Oh, I hadn't suspected that.  I can look into testing that, if it's true then of course that changes this all.  I probably won't be able to do that for a few days because I'll be traveling though.

I've never noticed a package failing to load at runtime because its prereq-version dependency wasn't met though.
For the most common use case, that would look more like:

    stopifnot(compareVersion(packageVersion("foo"), "3.14") < 0)

which gets less declarative, and I'd argue less clear about exactly what it's trying to enforce.

And I can see myself (& presumably others) getting that comparison operator backwards a lot, having to look it up each time or copy-paste it from other code.

And then that still doesn't add nice error messages, that would be yet more code.

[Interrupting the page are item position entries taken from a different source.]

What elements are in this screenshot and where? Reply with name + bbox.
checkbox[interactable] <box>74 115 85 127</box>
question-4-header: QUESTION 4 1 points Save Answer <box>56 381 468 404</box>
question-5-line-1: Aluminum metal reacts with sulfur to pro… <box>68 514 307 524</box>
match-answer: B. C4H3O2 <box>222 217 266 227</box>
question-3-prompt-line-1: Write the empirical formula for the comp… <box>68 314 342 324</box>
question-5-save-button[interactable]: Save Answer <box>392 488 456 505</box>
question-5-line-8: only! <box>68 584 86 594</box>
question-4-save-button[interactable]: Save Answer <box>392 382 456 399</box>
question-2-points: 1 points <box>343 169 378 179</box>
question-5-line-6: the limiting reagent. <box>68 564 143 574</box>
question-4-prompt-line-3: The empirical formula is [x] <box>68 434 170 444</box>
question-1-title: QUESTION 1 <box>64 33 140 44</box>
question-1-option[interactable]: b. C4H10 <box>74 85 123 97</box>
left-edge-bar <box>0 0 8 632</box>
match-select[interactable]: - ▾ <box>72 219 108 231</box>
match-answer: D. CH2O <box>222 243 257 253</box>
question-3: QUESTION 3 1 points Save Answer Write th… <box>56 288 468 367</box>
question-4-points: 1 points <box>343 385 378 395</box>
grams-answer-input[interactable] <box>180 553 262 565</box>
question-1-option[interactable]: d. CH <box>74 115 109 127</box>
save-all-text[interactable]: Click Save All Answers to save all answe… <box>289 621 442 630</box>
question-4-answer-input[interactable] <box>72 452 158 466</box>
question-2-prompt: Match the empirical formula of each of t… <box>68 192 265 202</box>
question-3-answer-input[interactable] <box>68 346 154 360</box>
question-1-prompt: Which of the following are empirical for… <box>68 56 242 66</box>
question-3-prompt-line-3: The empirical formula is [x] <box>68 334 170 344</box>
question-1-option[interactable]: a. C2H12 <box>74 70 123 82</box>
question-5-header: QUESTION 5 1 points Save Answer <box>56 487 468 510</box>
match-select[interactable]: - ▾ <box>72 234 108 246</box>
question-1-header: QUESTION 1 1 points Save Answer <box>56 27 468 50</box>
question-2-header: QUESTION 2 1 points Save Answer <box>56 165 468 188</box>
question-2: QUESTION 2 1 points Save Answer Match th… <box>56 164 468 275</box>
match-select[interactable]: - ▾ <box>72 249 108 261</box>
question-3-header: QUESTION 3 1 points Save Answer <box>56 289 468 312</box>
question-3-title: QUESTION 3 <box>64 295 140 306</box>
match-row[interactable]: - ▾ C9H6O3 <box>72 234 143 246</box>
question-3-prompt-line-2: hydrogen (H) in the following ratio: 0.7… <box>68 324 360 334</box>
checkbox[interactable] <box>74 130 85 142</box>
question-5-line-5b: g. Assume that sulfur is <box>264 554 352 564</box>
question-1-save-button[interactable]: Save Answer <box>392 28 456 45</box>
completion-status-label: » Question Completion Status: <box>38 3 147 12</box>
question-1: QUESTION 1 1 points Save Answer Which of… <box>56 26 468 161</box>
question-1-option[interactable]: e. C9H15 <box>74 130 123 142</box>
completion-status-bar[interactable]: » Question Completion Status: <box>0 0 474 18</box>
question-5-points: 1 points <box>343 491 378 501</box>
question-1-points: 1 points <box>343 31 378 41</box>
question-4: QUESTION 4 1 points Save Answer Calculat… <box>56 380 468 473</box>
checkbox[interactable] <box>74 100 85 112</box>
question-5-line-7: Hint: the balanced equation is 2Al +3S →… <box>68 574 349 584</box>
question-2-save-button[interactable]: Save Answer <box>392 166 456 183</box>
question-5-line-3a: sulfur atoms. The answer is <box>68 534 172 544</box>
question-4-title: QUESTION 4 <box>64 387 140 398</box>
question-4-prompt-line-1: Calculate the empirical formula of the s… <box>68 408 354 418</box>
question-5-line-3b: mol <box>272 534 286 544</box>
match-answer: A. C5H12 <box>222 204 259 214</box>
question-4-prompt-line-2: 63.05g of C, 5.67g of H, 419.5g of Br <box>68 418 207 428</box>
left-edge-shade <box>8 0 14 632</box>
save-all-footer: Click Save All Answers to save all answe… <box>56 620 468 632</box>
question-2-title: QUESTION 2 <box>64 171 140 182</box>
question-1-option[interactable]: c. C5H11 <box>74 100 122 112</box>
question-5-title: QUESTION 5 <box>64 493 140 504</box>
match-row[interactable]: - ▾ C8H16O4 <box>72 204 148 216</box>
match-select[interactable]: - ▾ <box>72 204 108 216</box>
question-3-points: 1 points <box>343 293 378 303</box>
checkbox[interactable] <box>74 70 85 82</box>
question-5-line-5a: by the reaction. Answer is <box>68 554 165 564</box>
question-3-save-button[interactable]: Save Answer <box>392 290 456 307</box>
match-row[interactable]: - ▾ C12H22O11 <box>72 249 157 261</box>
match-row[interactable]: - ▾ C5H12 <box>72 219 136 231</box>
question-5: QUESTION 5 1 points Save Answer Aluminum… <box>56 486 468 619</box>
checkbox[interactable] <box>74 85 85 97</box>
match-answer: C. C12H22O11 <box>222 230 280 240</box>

*And*, it doesn't actually behave correctly if the package is already loaded by other code, because it might have been loaded from a different location than the one that would be found in the packageVersion() call.  (Or am I maybe wrong about what packageVersion() does in that case?  I don't think the docs specify that behavior.)


For prior art on this whole concept, a useful precedent is the 'use()' function in Perl, which accepts a version argument, even though there is also robust version checking at installation/testing time.
That's not really a problem.  If someone wants to enforce a runtime dependency, they stick the enforcement line into their code, and it will correctly stop if the criterion is not met.